Keinem Tier in Afrika fallen mehr Menschen zum Opfer als dem Flusspferd. Seine Kiefer entwickeln eine Beisskraft von knapp 900 Kilogramm, seine bis zu 20 Zentimeter langen Zähne durchbohren fast jedes Material. «Ich musste sicher sein, dass ich im Anzug die Attacke eines wilden Flusspferds überleben könnte», sagt Barr. Die Basis der Attrappe besteht deshalb, wie beim Krokodilanzug, aus einem stabilen Alurahmen und einer Schicht Kevlar, dem Material, aus dem auch kugelsichere Westen hergestellt werden. 500 Stunden lang arbeitete Barrs Team daran. «Ob mich die Tiere als Artgenossen akzeptieren, lässt sich allerdings vorher nie sagen», so Barr. «Das finde ich leider immer erst in der Wildnis heraus. Da gibt es oft Momente, in denen mir der Atem stockt.»

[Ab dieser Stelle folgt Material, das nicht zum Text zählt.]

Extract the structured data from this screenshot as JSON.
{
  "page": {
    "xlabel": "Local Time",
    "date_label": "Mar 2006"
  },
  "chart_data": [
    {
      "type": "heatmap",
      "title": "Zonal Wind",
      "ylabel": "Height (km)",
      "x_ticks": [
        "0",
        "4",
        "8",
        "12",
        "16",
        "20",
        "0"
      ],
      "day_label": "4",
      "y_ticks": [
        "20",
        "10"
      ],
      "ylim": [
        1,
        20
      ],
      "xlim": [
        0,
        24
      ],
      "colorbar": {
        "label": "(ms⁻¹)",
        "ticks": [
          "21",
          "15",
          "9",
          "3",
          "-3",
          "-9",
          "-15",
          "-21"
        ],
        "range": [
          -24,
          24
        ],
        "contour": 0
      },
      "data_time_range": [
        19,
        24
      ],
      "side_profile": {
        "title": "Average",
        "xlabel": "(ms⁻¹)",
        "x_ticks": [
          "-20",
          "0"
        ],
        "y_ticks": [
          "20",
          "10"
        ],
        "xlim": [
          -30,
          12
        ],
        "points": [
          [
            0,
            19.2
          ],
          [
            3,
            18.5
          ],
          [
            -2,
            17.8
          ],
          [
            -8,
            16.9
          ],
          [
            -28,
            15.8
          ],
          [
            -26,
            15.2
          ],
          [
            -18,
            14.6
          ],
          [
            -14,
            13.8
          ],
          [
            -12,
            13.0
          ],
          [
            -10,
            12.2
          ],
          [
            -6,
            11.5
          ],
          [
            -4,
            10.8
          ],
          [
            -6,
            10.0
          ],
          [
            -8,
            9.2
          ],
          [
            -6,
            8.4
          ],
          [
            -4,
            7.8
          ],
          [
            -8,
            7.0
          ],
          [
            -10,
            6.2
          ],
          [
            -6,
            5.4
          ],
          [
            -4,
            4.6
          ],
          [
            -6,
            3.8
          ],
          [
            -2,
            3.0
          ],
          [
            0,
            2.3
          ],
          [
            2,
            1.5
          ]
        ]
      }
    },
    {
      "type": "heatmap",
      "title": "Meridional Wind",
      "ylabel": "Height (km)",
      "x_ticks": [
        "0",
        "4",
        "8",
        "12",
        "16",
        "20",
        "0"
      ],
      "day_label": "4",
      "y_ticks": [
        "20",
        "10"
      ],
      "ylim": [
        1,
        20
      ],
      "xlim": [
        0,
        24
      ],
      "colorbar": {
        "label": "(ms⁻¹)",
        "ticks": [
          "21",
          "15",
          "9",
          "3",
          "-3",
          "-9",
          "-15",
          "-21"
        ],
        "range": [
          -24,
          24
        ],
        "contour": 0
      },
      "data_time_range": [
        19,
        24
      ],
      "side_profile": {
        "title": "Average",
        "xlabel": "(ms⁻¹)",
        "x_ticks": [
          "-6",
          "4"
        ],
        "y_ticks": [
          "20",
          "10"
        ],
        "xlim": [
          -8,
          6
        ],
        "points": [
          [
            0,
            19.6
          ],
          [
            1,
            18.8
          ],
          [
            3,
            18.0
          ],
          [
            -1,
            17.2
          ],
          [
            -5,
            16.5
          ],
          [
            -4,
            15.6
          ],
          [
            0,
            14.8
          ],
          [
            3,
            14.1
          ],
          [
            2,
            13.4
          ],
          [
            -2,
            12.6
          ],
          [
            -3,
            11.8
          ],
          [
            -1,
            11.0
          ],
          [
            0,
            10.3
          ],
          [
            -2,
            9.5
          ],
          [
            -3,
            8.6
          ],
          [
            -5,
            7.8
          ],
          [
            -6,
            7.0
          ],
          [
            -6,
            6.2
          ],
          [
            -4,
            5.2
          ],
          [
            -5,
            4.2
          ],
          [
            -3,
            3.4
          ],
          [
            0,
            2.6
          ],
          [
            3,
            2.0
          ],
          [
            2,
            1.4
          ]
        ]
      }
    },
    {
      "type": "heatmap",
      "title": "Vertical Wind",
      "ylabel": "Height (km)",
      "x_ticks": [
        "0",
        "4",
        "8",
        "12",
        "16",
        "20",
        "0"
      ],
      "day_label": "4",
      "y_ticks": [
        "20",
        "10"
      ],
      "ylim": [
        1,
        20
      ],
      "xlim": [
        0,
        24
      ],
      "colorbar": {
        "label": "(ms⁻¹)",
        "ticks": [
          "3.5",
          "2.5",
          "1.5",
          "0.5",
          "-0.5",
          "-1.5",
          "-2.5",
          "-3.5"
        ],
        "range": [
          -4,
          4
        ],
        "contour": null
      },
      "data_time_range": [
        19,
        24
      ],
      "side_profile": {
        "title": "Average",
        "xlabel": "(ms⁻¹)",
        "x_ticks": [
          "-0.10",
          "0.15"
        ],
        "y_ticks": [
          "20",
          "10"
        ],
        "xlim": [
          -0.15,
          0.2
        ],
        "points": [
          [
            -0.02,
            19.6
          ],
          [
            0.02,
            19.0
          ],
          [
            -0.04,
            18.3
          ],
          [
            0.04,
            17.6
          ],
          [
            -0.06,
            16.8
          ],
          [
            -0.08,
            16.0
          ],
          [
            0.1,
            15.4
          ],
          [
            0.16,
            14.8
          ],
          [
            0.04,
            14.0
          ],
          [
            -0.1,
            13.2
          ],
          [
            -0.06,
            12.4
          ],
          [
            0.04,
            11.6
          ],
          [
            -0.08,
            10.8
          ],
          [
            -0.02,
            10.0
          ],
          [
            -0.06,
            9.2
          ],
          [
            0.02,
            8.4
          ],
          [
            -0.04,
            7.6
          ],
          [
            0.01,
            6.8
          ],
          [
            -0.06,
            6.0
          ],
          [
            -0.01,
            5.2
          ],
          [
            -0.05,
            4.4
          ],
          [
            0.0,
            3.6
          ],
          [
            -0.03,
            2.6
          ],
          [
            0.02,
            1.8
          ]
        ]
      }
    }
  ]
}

Auch in Sambia ist das wieder so, wenn auch aus ganz anderen Gründen. Barr trifft letzte Vorbereitungen für seinen Versuch, mit Flusspferden erstmals richtig auf Tuchfühlung zu gehen. Um den Kunststoffgeruch seines Anzugs zu überdecken, kleistert er ihn mit Flusspferddung zu. Das funktioniert, die Dickhäuter schöpfen keinen Verdacht, lassen den Neuling näher kommen. Doch die Tarnung hat einen Nachteil: Unter der brennenden Sonne hat sich der Hohlraum im Kostüm auf 65 Grad Celsius aufgeheizt. Der Kot entfaltet sein volles Aroma. «Hier ist es wie im Backofen», stöhnt Barr mit glasigen Augen in seine Handkamera. «Der Gestank ist unerträglich.» Dann übergibt er sich.
Barr ist es gewohnt, an seine Grenzen zu gehen. Er ist Tierforscher aus Leidenschaft – eine Berufung, die ihm nicht in die Wiege gelegt wurde. Seine Kindheit verbrachte er auf dem Land in Indiana, einem US-Bundesstaat, in dem sich Hase und Igel gute Nacht sagen. Zum Leidwesen des neugierigen Jungen sind Hase und Igel auch die exotischsten Tiere, die dort über die Felder streifen. Klein Brady beginnt sich für Zoos und Aquarien zu begeistern. Tierforscher wie Jacques-Yves Cousteau werden seine Idole. Später tut Barr es ihnen gleich: Er wird Zoologe und reist um die Welt.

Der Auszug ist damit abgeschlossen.